Athersmith was born William Charles Athersmith Harper in Bloxwich, Staffordshire, to Isaac Harper and Mary Jane Wootton. Before becoming a professional footballer he was a clerk in Birmingham where he married Elizabeth Baggott in 1893. He is a first cousin of Rotherham United and Liverpool player Vic Wright. He died in Shifnal, Shropshire at the age of 38. His death was drink related.

==Playing career==

===Aston Villa===
Athersmith played a key role in Villa's title-winning sides of 1894, 1896, 1897, 1899 and 1900 as well as reaching three FA Cup finals, finishing on the losing side in 1892 before gaining winners' medals in 1895 and the Double-winning final of the 1896–97 season. He was also a member of the team that were victims of a giant-killing in the 1899–1900 FA Cup at the hands of Millwall Athletic.
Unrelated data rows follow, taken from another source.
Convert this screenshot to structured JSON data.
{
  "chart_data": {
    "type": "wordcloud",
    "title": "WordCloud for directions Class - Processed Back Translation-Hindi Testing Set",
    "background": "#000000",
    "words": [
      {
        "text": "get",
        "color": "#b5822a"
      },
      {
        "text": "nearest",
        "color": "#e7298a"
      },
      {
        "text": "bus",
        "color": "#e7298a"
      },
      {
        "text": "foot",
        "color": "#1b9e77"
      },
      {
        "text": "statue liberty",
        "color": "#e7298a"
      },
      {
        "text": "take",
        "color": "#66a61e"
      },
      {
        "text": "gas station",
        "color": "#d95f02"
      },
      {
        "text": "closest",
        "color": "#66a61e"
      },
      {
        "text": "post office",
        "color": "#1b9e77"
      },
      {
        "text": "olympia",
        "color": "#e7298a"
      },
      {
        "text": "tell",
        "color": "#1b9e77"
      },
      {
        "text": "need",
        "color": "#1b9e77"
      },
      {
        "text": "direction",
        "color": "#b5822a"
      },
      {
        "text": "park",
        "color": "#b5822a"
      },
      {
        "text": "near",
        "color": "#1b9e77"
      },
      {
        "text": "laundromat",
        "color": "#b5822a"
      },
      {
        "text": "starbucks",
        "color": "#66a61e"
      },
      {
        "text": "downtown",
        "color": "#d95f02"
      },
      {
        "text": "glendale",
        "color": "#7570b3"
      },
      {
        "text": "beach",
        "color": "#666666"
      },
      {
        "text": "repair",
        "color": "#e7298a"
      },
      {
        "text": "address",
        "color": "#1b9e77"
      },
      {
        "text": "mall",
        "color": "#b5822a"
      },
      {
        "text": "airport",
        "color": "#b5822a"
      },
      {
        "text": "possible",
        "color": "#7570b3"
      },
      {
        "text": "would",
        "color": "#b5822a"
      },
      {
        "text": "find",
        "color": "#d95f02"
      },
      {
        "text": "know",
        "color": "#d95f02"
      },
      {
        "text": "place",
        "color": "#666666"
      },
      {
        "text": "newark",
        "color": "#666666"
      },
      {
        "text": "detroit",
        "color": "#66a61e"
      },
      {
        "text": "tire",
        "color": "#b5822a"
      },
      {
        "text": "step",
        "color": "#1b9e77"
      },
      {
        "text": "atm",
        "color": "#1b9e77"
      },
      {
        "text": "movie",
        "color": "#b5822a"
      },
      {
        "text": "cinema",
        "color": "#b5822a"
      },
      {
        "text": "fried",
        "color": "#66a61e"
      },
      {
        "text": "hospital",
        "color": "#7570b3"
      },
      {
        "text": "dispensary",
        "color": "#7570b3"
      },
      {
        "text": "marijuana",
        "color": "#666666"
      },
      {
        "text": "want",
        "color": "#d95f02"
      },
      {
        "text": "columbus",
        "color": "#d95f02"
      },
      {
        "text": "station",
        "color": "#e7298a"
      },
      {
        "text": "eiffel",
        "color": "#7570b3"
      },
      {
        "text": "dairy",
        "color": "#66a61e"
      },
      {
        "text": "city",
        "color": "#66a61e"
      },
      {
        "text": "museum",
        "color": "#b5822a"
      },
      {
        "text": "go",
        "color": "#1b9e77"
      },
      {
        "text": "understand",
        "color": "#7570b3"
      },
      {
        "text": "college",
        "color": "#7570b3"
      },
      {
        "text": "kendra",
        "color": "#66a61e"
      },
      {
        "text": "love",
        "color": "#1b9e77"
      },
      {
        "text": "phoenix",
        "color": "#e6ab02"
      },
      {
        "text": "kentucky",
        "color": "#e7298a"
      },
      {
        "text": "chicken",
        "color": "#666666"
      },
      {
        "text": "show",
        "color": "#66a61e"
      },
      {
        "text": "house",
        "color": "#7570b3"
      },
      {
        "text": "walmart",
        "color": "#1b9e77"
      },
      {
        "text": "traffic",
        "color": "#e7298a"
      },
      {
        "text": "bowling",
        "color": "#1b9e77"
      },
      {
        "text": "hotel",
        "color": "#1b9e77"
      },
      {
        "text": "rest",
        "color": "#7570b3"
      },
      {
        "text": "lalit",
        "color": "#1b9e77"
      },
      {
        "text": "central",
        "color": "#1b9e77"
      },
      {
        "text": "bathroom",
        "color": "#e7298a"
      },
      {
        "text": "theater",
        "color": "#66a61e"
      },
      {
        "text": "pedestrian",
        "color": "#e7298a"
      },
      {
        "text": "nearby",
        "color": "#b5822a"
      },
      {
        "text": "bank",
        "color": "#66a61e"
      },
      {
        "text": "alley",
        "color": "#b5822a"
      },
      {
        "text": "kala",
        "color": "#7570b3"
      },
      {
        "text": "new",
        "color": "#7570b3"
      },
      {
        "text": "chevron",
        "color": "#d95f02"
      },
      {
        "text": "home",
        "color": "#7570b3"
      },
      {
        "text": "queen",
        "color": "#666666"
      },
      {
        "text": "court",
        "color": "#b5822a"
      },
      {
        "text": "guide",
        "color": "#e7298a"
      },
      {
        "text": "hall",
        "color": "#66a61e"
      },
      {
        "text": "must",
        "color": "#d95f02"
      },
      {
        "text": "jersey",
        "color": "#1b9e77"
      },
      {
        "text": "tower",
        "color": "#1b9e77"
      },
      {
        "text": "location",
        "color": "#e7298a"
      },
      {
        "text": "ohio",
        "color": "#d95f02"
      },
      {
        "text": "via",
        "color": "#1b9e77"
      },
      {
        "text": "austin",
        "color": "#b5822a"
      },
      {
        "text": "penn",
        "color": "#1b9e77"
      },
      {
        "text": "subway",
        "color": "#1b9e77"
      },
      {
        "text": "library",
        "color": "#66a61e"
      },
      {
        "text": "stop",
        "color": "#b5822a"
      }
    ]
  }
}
A league match in November 1894 against Sheffield United at Perry Barr was played in driving freezing rain. Villa's players had dry clothes available, and were given hot drinks, a courtesy apparently not extended to the visitors. The Sheffield players were worse affected, several – including goalkeeper Willie Foulke – needing treatment for exposure, and by the end of the match only six were still on the field. Villa's Jack Devey put on an overcoat, and Athersmith played under an umbrella borrowed from a spectator before collapsing in the dressing-room afterwards. Claims that Athersmith scored a goal from beneath the umbrella appear to be apocryphal.

===Small Heath===
In 1901 he joined Small Heath for £150, where he made 106 appearances and scored 13 goals.

===Representative football===
Athersmith represented England at outside right on 12 occasions and scored three goals, each of which came against Ireland. He also scored four goals from 9 appearances for the Football League XI.